Don't tell @ChiefInCarolina, but Byron Pringle flashed on his one reception. Explosion out of the stem, hip fluidity on the break. There are guys getting snaps over him that can't do it like this. Snap count and targets tell a story and there are reasons we don't see him. pic.twitter.com/WXrP4NBhEe— Kent Swanson (@kent_swanson) October 13, 2020
Hardman stepped up when wide receiver Tyreek Hill went down last year; in the four full games Hill missed, Hardman caught 12 passes for 246 yards and two touchdowns. It’s still the most productive stretch of Hardman’s career. We’ll see if he can have similar numbers with Watkins out in Week 6.
5. The leveled-up Andy Reid game plan
Chiefs head coach (and offensive play-caller) Andy Reid doesn’t like deploying his best, most creative plays and formations in any given week. If he believes his team can beat an opponent with a vanilla game plan, he will trust them to do so.

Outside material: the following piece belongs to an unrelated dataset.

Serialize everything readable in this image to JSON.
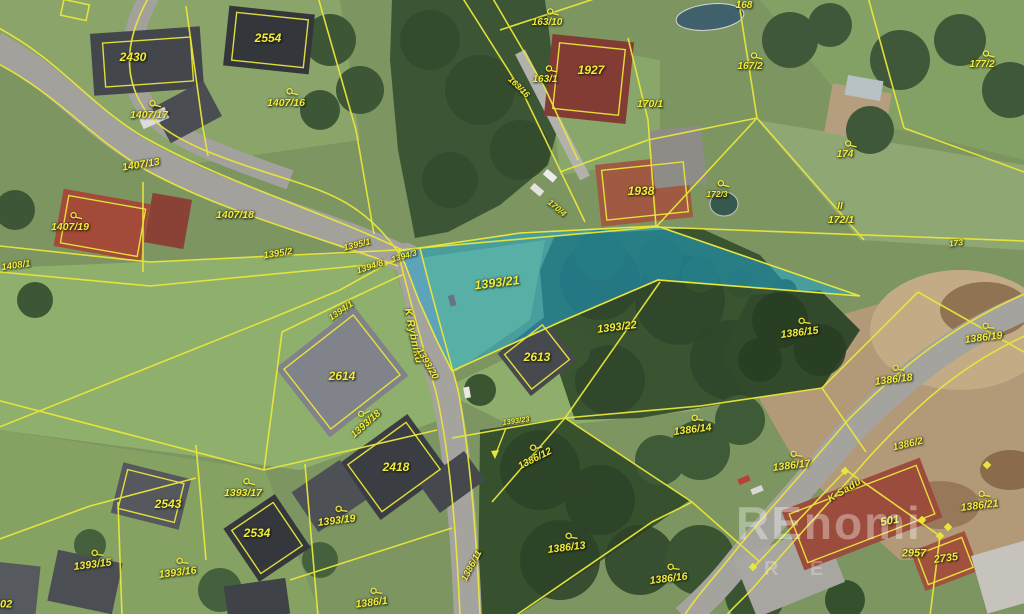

He will, however, pull out a more detailed, specific game plan to attack a particular defense’s weaknesses and tendencies when he has to; look no further than the Week 3 win over the Baltimore Ravens. In that game, Reid had special plays for certain looks that worked to perfection — and from how aggressive he was, it was obvious that he was looking to put up a lot of points.
He did that because he knew how important that game would be for AFC playoff seeding. The 4-1 Bills look to be just as big a threat to get that top seed, so it’s fair to expect that Reid and offensive coordinator Eric Bieniemy will pull out all the stops to get a victory.
Besides that, Reid has a track record of putting it to his former coaching assistants. Bills head coach Sean McDermott is another branch on the Reid coaching tree — and come Monday afternoon, that may not be a good thing for him.